LaBan chat: Block party draw; Restaurant Week finds

Tacos from Don Memo's truck brought out folks on the block. The price was right: $10 for all you could eat.
Tacos from Don Memo's truck brought out folks on the block. The price was right: $10 for all you could eat. (CRAIG LaBAN / Staff)
Posted: October 11, 2012

Here is an excerpt from Craig LaBan's online chat:

Craig LaBan: For our annual block party, we got on the food truck bandwagon and gathered around a visit from Don Memo's (usually parked in West Philly), which served all the chicken and pork tacos we could eat for $10 a person. I've had better tacos, but I've had worse, too . . . and it was a fun, different way to get the neighbors out and munching.

It's the second week of Restaurant Week, a frequent topic here, and a subject on which I'm usually not overenthusiastic. Before it began, I was looking through some early menu offerings and decided it should be renamed "Fifty Shades of Salmon." But then I went out and had a couple of really great RW experiences that I hope are indications that restaurants are putting more effort into the event. At Meritage, we feasted on sumptuous foie gras dumplings, perfectly roasted duck, and a chocolate-caramel thing. Even better was Ann Coll's take on Korean fried chicken (a Thursday special) that may well be the best version of that in town. Meritage remains one 3-beller that still deserves to be talked about more than it is. Over at Garces Trading Co., we had a fine RW lunch of salmorejo soup and a fantastic veggie sandwich with shaved zucchini and a bittersweet radicchio jam. (Panna cotta with macaroons, not bad either!)

Reader: Have you been to Loco Pez in Fishtown? Hands down the best tacos in the city. Great variety.

C.L.: Yes, I reviewed Loco Pez in January. I liked it as a fun L.A. twist on the Mexican gastropub for Fishtown. An affordable hangout for real Fishtowners who need a break from the tourists on Girard Avenue. But the best tacos in Philly? Not even close. Get thee to South Philly!

Reader: I was wondering what your current favorite sources for quality bread in Philadelphia are.

C.L.: Well, there are all the usual spots - like Metropolitan Bakery and Le Bus, which have been baking great French-style loaves for a long time. Some recent favorites in the French baguette style are from Parc and Agiato in M'yunk. Also, my perception is that the loaves from Le Pain Quotidien have really improved since it first opened. I really like its straight-up baguette - great combo of rustic crunch and moist interior chew. Faragalli's wood-fired Italian bread is my favorite of that style from South Philly. For challah, Solomon's from N'East Philly makes some excellent bread. For hoagies, I'll go Carangi over Sarcone's - especially for juicier sandwiches like roast pork (Sarcone's has the edge for cold-cut hoagies, a bit more delicate). Last night we ate one of the best breads I've had in a long time - a long, flat, puffy loaf of sesame-speckled Turkish bread that we bought from Makkah Market in West Philly. Froze it until last night's feast of lemon-lamb and olive stew. It reheated wonderfully, and disappeared faster than any bread I recall on our table in a looong time!  

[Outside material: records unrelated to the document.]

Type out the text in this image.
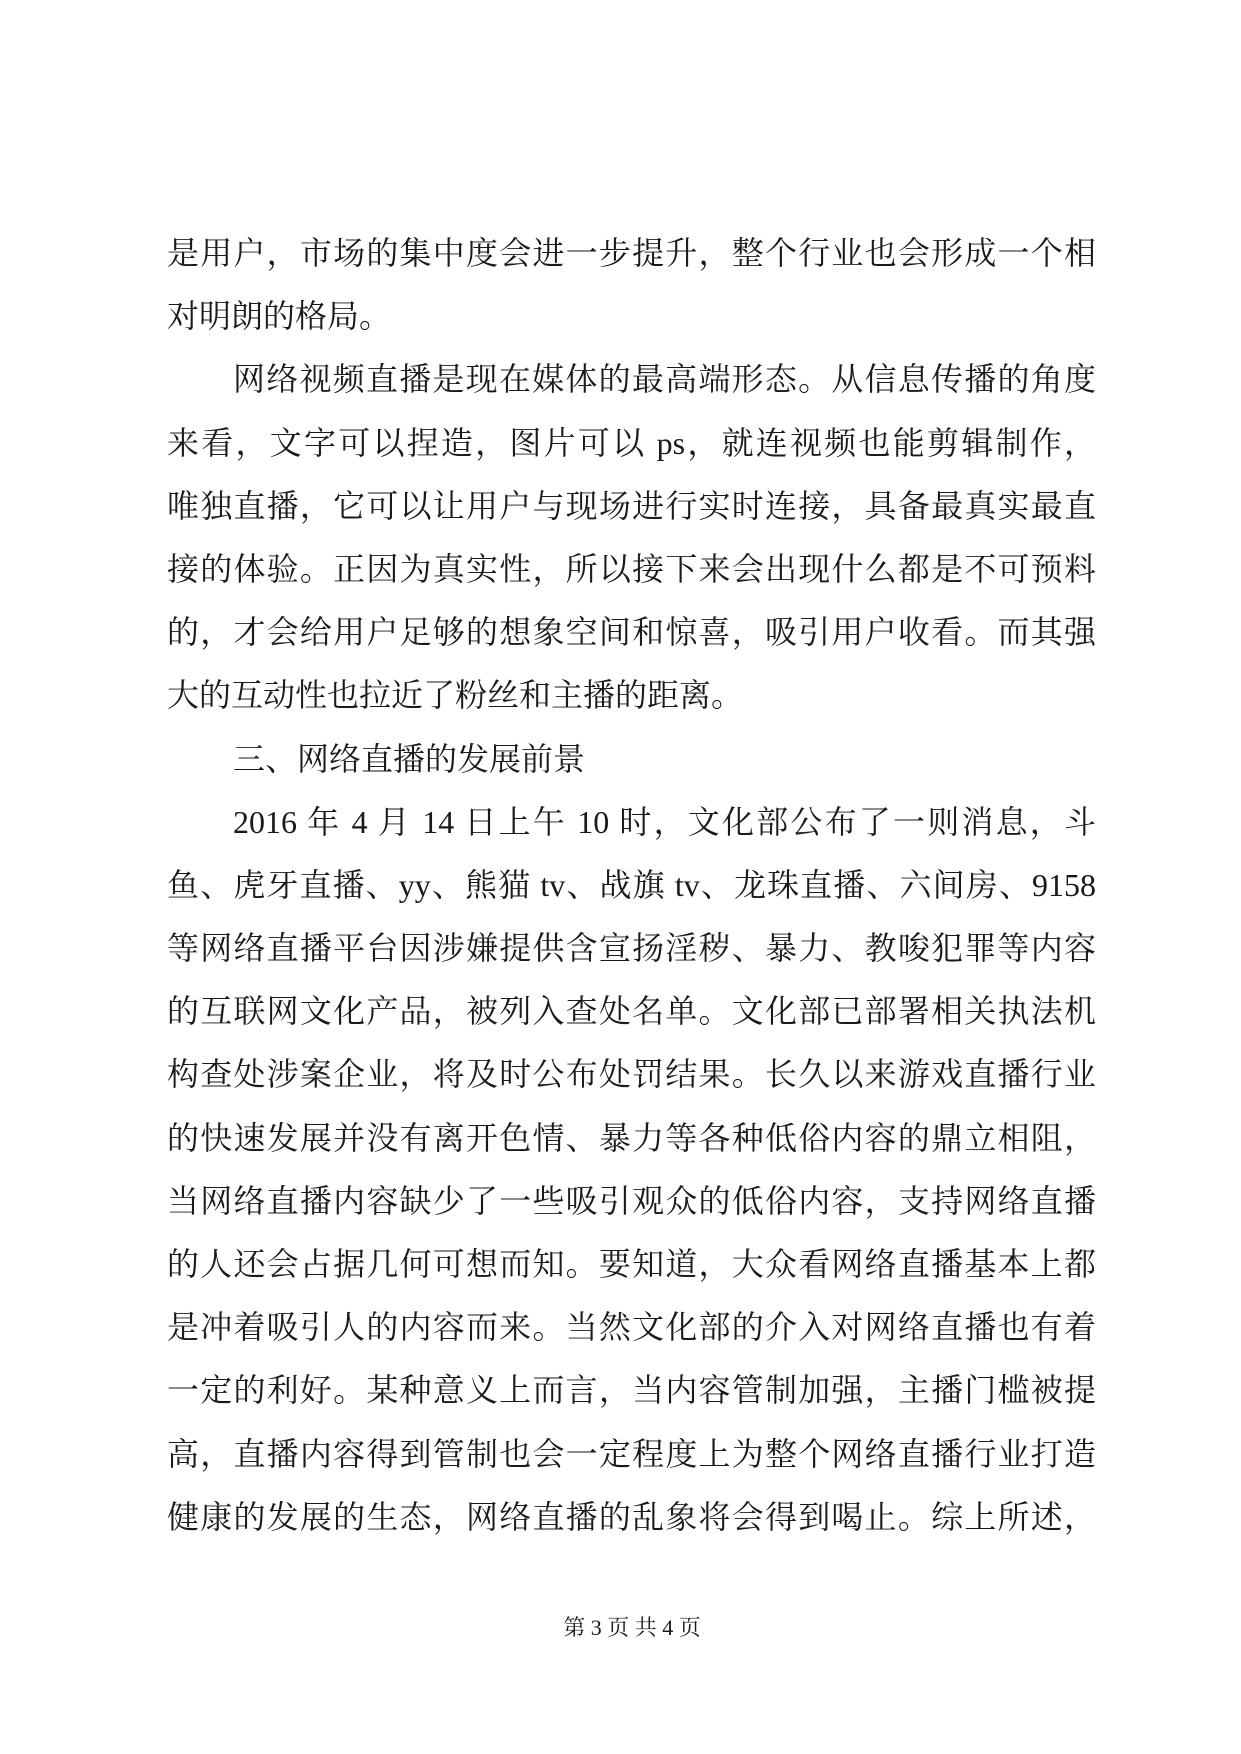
是用户，市场的集中度会进一步提升，整个行业也会形成一个相
对明朗的格局。
网络视频直播是现在媒体的最高端形态。从信息传播的角度
来看，文字可以捏造，图片可以 ps，就连视频也能剪辑制作，
唯独直播，它可以让用户与现场进行实时连接，具备最真实最直
接的体验。正因为真实性，所以接下来会出现什么都是不可预料
的，才会给用户足够的想象空间和惊喜，吸引用户收看。而其强
大的互动性也拉近了粉丝和主播的距离。
三、网络直播的发展前景
2016 年 4 月 14 日上午 10 时，文化部公布了一则消息，斗
鱼、虎牙直播、yy、熊猫 tv、战旗 tv、龙珠直播、六间房、9158
等网络直播平台因涉嫌提供含宣扬淫秽、暴力、教唆犯罪等内容
的互联网文化产品，被列入查处名单。文化部已部署相关执法机
构查处涉案企业，将及时公布处罚结果。长久以来游戏直播行业
的快速发展并没有离开色情、暴力等各种低俗内容的鼎立相阻，
当网络直播内容缺少了一些吸引观众的低俗内容，支持网络直播
的人还会占据几何可想而知。要知道，大众看网络直播基本上都
是冲着吸引人的内容而来。当然文化部的介入对网络直播也有着
一定的利好。某种意义上而言，当内容管制加强，主播门槛被提
高，直播内容得到管制也会一定程度上为整个网络直播行业打造
健康的发展的生态，网络直播的乱象将会得到喝止。综上所述，
第 3 页 共 4 页
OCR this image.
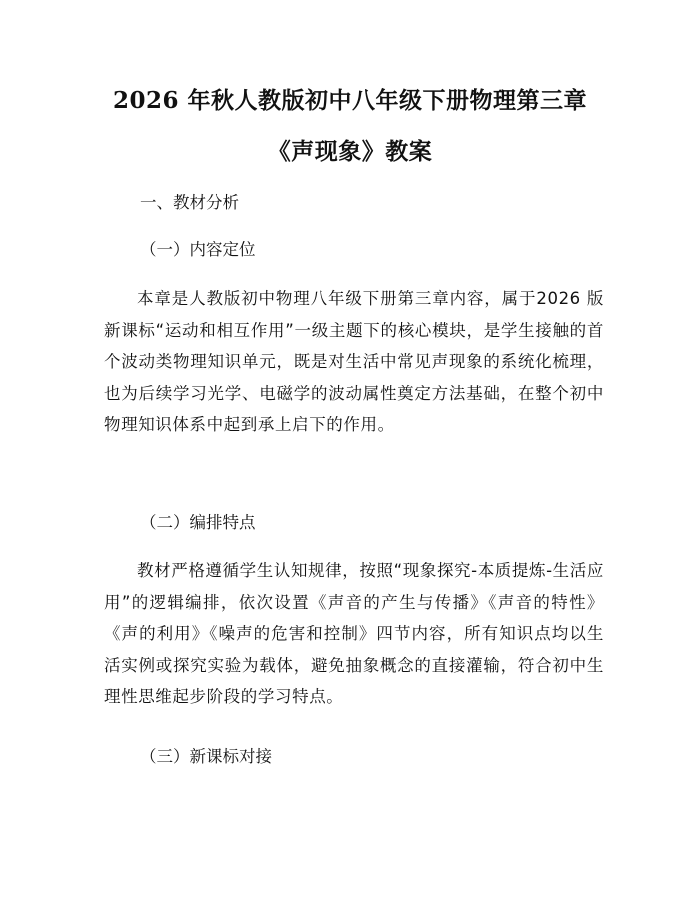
2026 年秋人教版初中八年级下册物理第三章
《声现象》教案
一、教材分析
（一）内容定位

本章是人教版初中物理八年级下册第三章内容，属于2026 版新课标“运动和相互作用”一级主题下的核心模块，是学生接触的首个波动类物理知识单元，既是对生活中常见声现象的系统化梳理，也为后续学习光学、电磁学的波动属性奠定方法基础，在整个初中物理知识体系中起到承上启下的作用。

（二）编排特点

教材严格遵循学生认知规律，按照“现象探究-本质提炼-生活应用”的逻辑编排，依次设置《声音的产生与传播》《声音的特性》《声的利用》《噪声的危害和控制》四节内容，所有知识点均以生活实例或探究实验为载体，避免抽象概念的直接灌输，符合初中生理性思维起步阶段的学习特点。

（三）新课标对接
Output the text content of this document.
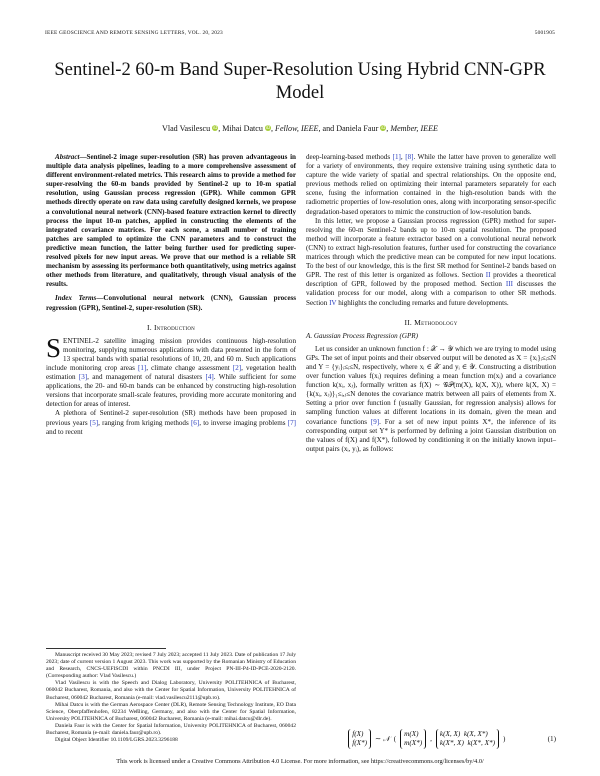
IEEE GEOSCIENCE AND REMOTE SENSING LETTERS, VOL. 20, 2023	5001905
Sentinel-2 60-m Band Super-Resolution Using Hybrid CNN-GPR Model
Vlad Vasilescu iD, Mihai Datcu iD, Fellow, IEEE, and Daniela Faur iD, Member, IEEE

Abstract—Sentinel-2 image super-resolution (SR) has proven advantageous in multiple data analysis pipelines, leading to a more comprehensive assessment of different environment-related metrics. This research aims to provide a method for super-resolving the 60-m bands provided by Sentinel-2 up to 10-m spatial resolution, using Gaussian process regression (GPR). While common GPR methods directly operate on raw data using carefully designed kernels, we propose a convolutional neural network (CNN)-based feature extraction kernel to directly process the input 10-m patches, applied in constructing the elements of the integrated covariance matrices. For each scene, a small number of training patches are sampled to optimize the CNN parameters and to construct the predictive mean function, the latter being further used for predicting super-resolved pixels for new input areas. We prove that our method is a reliable SR mechanism by assessing its performance both quantitatively, using metrics against other methods from literature, and qualitatively, through visual analysis of the results.

Index Terms—Convolutional neural network (CNN), Gaussian process regression (GPR), Sentinel-2, super-resolution (SR).

I. Introduction

SENTINEL-2 satellite imaging mission provides continuous high-resolution monitoring, supplying numerous applications with data presented in the form of 13 spectral bands with spatial resolutions of 10, 20, and 60 m. Such applications include monitoring crop areas [1], climate change assessment [2], vegetation health estimation [3], and management of natural disasters [4]. While sufficient for some applications, the 20- and 60-m bands can be enhanced by constructing high-resolution versions that incorporate small-scale features, providing more accurate monitoring and detection for areas of interest.

A plethora of Sentinel-2 super-resolution (SR) methods have been proposed in previous years [5], ranging from kriging methods [6], to inverse imaging problems [7] and to recent

Manuscript received 30 May 2023; revised 7 July 2023; accepted 11 July 2023. Date of publication 17 July 2023; date of current version 1 August 2023. This work was supported by the Romanian Ministry of Education and Research, CNCS-UEFISCDI within PNCDI III, under Project PN-III-P4-ID-PCE-2020-2120. (Corresponding author: Vlad Vasilescu.)

Vlad Vasilescu is with the Speech and Dialog Laboratory, University POLITEHNICA of Bucharest, 060042 Bucharest, Romania, and also with the Center for Spatial Information, University POLITEHNICA of Bucharest, 060042 Bucharest, Romania (e-mail: vlad.vasilescu2111@upb.ro).

Mihai Datcu is with the German Aerospace Center (DLR), Remote Sensing Technology Institute, EO Data Science, Oberpfaffenhofen, 82234 Weßling, Germany, and also with the Center for Spatial Information, University POLITEHNICA of Bucharest, 060042 Bucharest, Romania (e-mail: mihai.datcu@dlr.de).

Daniela Faur is with the Center for Spatial Information, University POLITEHNICA of Bucharest, 060042 Bucharest, Romania (e-mail: daniela.faur@upb.ro).

Digital Object Identifier 10.1109/LGRS.2023.3296188

deep-learning-based methods [1], [8]. While the latter have proven to generalize well for a variety of environments, they require extensive training using synthetic data to capture the wide variety of spatial and spectral relationships. On the opposite end, previous methods relied on optimizing their internal parameters separately for each scene, fusing the information contained in the high-resolution bands with the radiometric properties of low-resolution ones, along with incorporating sensor-specific degradation-based operators to mimic the construction of low-resolution bands.

In this letter, we propose a Gaussian process regression (GPR) method for super-resolving the 60-m Sentinel-2 bands up to 10-m spatial resolution. The proposed method will incorporate a feature extractor based on a convolutional neural network (CNN) to extract high-resolution features, further used for constructing the covariance matrices through which the predictive mean can be computed for new input locations. To the best of our knowledge, this is the first SR method for Sentinel-2 bands based on GPR. The rest of this letter is organized as follows. Section II provides a theoretical description of GPR, followed by the proposed method. Section III discusses the validation process for our model, along with a comparison to other SR methods. Section IV highlights the concluding remarks and future developments.

II. Methodology
A. Gaussian Process Regression (GPR)

Let us consider an unknown function f : 𝒳 → 𝒴 which we are trying to model using GPs. The set of input points and their observed output will be denoted as X = {xᵢ}ᵢ≤ᵢ≤N and Y = {yᵢ}ᵢ≤ᵢ≤N, respectively, where xᵢ ∈ 𝒳 and yᵢ ∈ 𝒴. Constructing a distribution over function values f(xᵢ) requires defining a mean function m(xᵢ) and a covariance function k(xᵢ, xⱼ), formally written as f(X) ∼ 𝒢𝒫(m(X), k(X, X)), where k(X, X) = {k(xᵢ, xⱼ)}₁≤ᵢ,ⱼ≤N denotes the covariance matrix between all pairs of elements from X. Setting a prior over function f (usually Gaussian, for regression analysis) allows for sampling function values at different locations in its domain, given the mean and covariance functions [9]. For a set of new input points X*, the inference of its corresponding output set Y* is performed by defining a joint Gaussian distribution on the values of f(X) and f(X*), followed by conditioning it on the initially known input–output pairs (xᵢ, yᵢ), as follows:

f(X)
f(X*) ∼ 𝒩 (
m(X)
m(X*) ,
k(X, X) k(X, X*)
k(X*, X) k(X*, X*) )	(1)
This work is licensed under a Creative Commons Attribution 4.0 License. For more information, see https://creativecommons.org/licenses/by/4.0/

Reader: Speaking of bread, I am sort of in love with Spread Bagelry's everything bagel, but at 2 bucks apiece they seem wildly overpriced. Add in cream cheese and you are over 4 dollars. Ess-a-Bagel in NYC, my personal favorite anywhere on the planet, is 1 dollar a bagel, and tops out at $2.75 with cream cheese, and that's NYC prices.

C.L.: These are handmade, not mass-produced bagels, and a bit more expensive due to the ingredients (honey, etc.). Yes, they're a little more expensive. But really, $4 is really not that much for an excellent handmade anything for breakfast. Montreal purists have all sorts of opinions over whether they match up to the authentic item. But we've come to love them and covet them. Certainly, given the lines that snake out of that 20th Street bakery each weekend, I think I'm not alone.